The official information available on INSPASS does not appear to even mention privacy matters. Indeed, the challenge is seen as merely "How then do we balance the needs of enforcement; the prompt identification and denial of entry to persons we, as a nation, do not want to allow into our country, with the needs of facilitation; the prompt admission of those we want to welcome?". The scheme is justified with the hilariously incorrect statement that "In the past, the right of travel was only paid lip service in most countries. Only recently, with the convergence of democratic trends around the world and the advent of relatively cheap international air travel, have people been able to exercise the right to travel" ( Ronald J. Hays, 4 January 1996).
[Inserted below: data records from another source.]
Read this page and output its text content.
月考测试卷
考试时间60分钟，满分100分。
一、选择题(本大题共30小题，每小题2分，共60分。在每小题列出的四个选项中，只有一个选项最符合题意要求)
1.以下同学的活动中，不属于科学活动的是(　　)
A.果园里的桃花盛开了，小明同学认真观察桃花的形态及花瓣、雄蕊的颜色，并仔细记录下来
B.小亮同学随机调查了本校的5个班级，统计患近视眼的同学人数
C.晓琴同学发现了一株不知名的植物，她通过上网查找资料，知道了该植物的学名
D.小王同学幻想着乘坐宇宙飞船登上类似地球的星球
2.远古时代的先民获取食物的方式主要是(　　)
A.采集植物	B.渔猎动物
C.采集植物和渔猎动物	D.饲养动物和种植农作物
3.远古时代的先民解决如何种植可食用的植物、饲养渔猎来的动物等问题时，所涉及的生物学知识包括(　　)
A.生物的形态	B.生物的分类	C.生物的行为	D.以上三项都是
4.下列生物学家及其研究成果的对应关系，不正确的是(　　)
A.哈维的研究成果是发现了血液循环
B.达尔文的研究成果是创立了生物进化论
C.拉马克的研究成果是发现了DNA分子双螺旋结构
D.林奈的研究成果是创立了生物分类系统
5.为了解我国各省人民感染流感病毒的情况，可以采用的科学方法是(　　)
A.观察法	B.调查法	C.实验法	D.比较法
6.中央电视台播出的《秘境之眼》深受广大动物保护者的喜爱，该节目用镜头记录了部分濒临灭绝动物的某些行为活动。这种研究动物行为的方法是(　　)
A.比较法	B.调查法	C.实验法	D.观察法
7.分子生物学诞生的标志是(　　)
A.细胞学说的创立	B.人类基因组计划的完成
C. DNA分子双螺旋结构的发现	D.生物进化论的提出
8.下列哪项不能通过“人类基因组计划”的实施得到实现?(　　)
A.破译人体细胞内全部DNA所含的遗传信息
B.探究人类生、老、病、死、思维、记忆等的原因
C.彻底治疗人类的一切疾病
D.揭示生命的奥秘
Immigration officials in other countries, many of them with the same cavalier, even imperious, attitude of their U.S. equivalents, are understood to be trialling similar technologies.

* The (Suspended?) British Project

Comprehensive chip-based ID schemes are not restricted to Asian countries. The United Kingdom differs significantly from its Continental European partners in that it does not have a general-purpose ID card. The Conservative Government spent some years developing a proposal for a chip-based scheme, but this was abandoned by the recently-elected Labour Government. The primary impulse for the scheme came from within the ranks of the civil service; so it will doubtless re-appear as a Labour initiative, once the new Government becomes tired and begins to depend on civil servants for ideas.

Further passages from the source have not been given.